Lemongrass is a wonderful herb to complement the summer garden! It has many medicinal and aromatic properties and can be used in a variety of ways. It is often considered a must for home medicinal herb gardens, and it’s easy to see why that is!
Other than sandalwood, one of my personal favorite essential oil to diffuse is lemongrass. The aromatic properties of lemongrass are said to help those with anxiety. Maybe that’s why nothing ever bothers me! This herb smells a little like lemon, but it also smells “green.” It has a scent that I can only describe as almost like fresh plants outside after it rains mixed with a slight lemony citrus aroma. It’s truly incredible.
Lemongrass Is Beneficial for Natural Remedies
Also often known as citronella, lemongrass provides some natural herbal medicinal properties as well. Both the leaves and the oil are useful in herbal medicines. Here are some of the uses of lemongrass:
- Digestive Tract Spasms – stomachache, high blood pressure, convulsions, pain, vomiting, cough, achy joints (rheumatism), fever, the common cold, and exhaustion.
- Anti-Microbial – It is also used to kill germs and as a mild astringent. With hand sanitizer sold out everywhere, why not give a plant the job of killing some of those germs that can make us sick?
- Food & Beverages – not only does lemongrass add flavor to food and makes a great tea, but it is used to make natural citral and vitamin A.
- Topical Remedies – Lemongrass can also be used in a variety of ways. If can be inhaled (aromatherapy) or it can be applied directly on the skin. It can also help with headaches and anxiety. It can also help with muscle pain when made into a salve.
- Aromatherapy– If you are a little sore after an intense workout, diffuse some lemongrass! It has been shown to help with muscle pain and soreness. Plus, it’s not a heavy overbearing scent and perfect for hot summer days! Try making this disinfecting spray for the home using essential oils like lemongrass.
Lemongrass is a great summer choice for the garden as it loves hot conditions. So you will want to plant it in the spring after the last chance of frost has passed. Plant it in full sun. You should also make sure you have well-drained soil with a pH of 6.5 to 7.0. Space your lemongrass plants 24 inches apart. Kick off the growing season by mixing several inches aged compost or other rich organic matter into your native soil.
Lemongrass will also require consistent watering. Give the plant more moisture and water when the top inch of soil becomes dry. You can also get the most out of your growing efforts by regularly feeding with water-soluble plant food. Harvest lemongrass stalks once plants reach 12 inches tall and are a half-inch wide at the base.
Lemongrass can be planted in a 5-gallon bucket or pot of similar size. It can also be “winterized” so you can have the herb all-year-round!
Bonnie Plants had some excellent suggestions on how to keep lemongrass over the winter. In colder regions, “overwinter” your lemongrass indoors by digging up a few stalks, trimming them down to just a few inches tall, and planting them in smaller pots. Place them in a bright, south-facing window. Keep the soil barely moist, as plants grow very slowly over winter.

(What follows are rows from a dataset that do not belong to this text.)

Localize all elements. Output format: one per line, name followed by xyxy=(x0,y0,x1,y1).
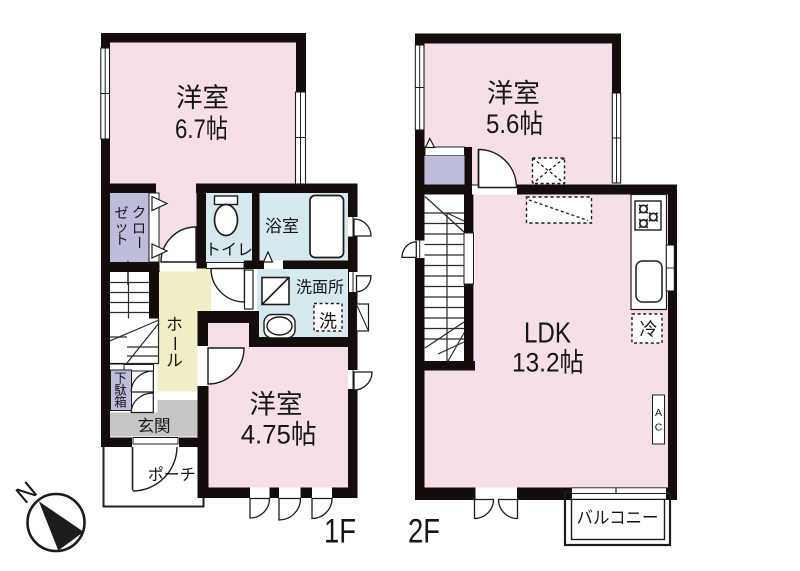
svg-text:C: C xyxy=(655,422,663,434)
svg-text:ロ: ロ xyxy=(132,221,146,237)
svg-text:箱: 箱 xyxy=(114,395,127,410)
svg-text:A: A xyxy=(655,407,662,419)
svg-text:トイレ: トイレ xyxy=(205,242,253,259)
svg-text:浴室: 浴室 xyxy=(265,217,299,236)
svg-text:ホ: ホ xyxy=(166,316,183,334)
svg-text:LDK: LDK xyxy=(524,318,572,350)
svg-text:4.75帖: 4.75帖 xyxy=(241,420,317,450)
svg-text:玄関: 玄関 xyxy=(138,417,171,436)
svg-text:洋室: 洋室 xyxy=(250,390,303,420)
svg-text:洋室: 洋室 xyxy=(487,79,540,109)
svg-text:洗: 洗 xyxy=(319,312,337,332)
svg-text:洗面所: 洗面所 xyxy=(296,279,344,297)
svg-text:5.6帖: 5.6帖 xyxy=(486,109,544,139)
svg-text:冷: 冷 xyxy=(640,320,658,340)
svg-text:ー: ー xyxy=(131,236,147,250)
svg-text:ー: ー xyxy=(165,335,183,352)
svg-text:ク: ク xyxy=(132,205,146,221)
svg-text:13.2帖: 13.2帖 xyxy=(512,348,584,378)
svg-text:ポーチ: ポーチ xyxy=(148,466,196,484)
svg-text:6.7帖: 6.7帖 xyxy=(175,114,228,144)
svg-text:洋室: 洋室 xyxy=(176,83,229,113)
svg-text:ル: ル xyxy=(166,352,183,370)
svg-text:ト: ト xyxy=(115,232,129,248)
svg-text:1F: 1F xyxy=(324,513,356,551)
svg-text:バルコニー: バルコニー xyxy=(577,509,659,528)
svg-text:2F: 2F xyxy=(408,513,440,551)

Another option is to store a pot of lemongrass, cut down, in a cool, dark place like a basement. Water just a few times over winter to keep roots alive. In spring, bring the pot into a bright spot, and resume normal watering. Shift outdoors when temperatures are above 40°F.
Please keep in mind, that lemongrass is tropical in nature and will usually only survive winters outside in agricultural zones 8 and warmer.
Not many pests will bother your lemongrass either. An added bonus is it’s a natural bug repellant (citronella) and is often used in store-bought and homemade insect repellants. If you plan on being outside for extended periods of time and want to repel mosquitos, try making this natural bug balm.
As lemongrass grows, it often forms a tight clump that’s difficult to dig into, especially if you have it in a pot. Keep an eye on plants in pots. With sufficient water, roots can quickly fill a too-small pot and burst it. You can use a sharp spade or a hatchet to remove roots in early spring. Slice it like a pie, then pry slices of roots free.
The edible portion of lemongrass is near the bottom of the stalk. Carefully cut off the grassy top part of the plant; use caution, as this can be razor-sharp at times. Leaves can be bundled and added to the liquid in a teapot or stockpot, then simmered to infuse lemon flavor into the brew.
Lemongrass offers wonderful aromatherapy benefits, some natural medicinal benefits, and can even be a natural bug repellant! It will also flavor soups and teas. Why not grow some lemongrass this summer?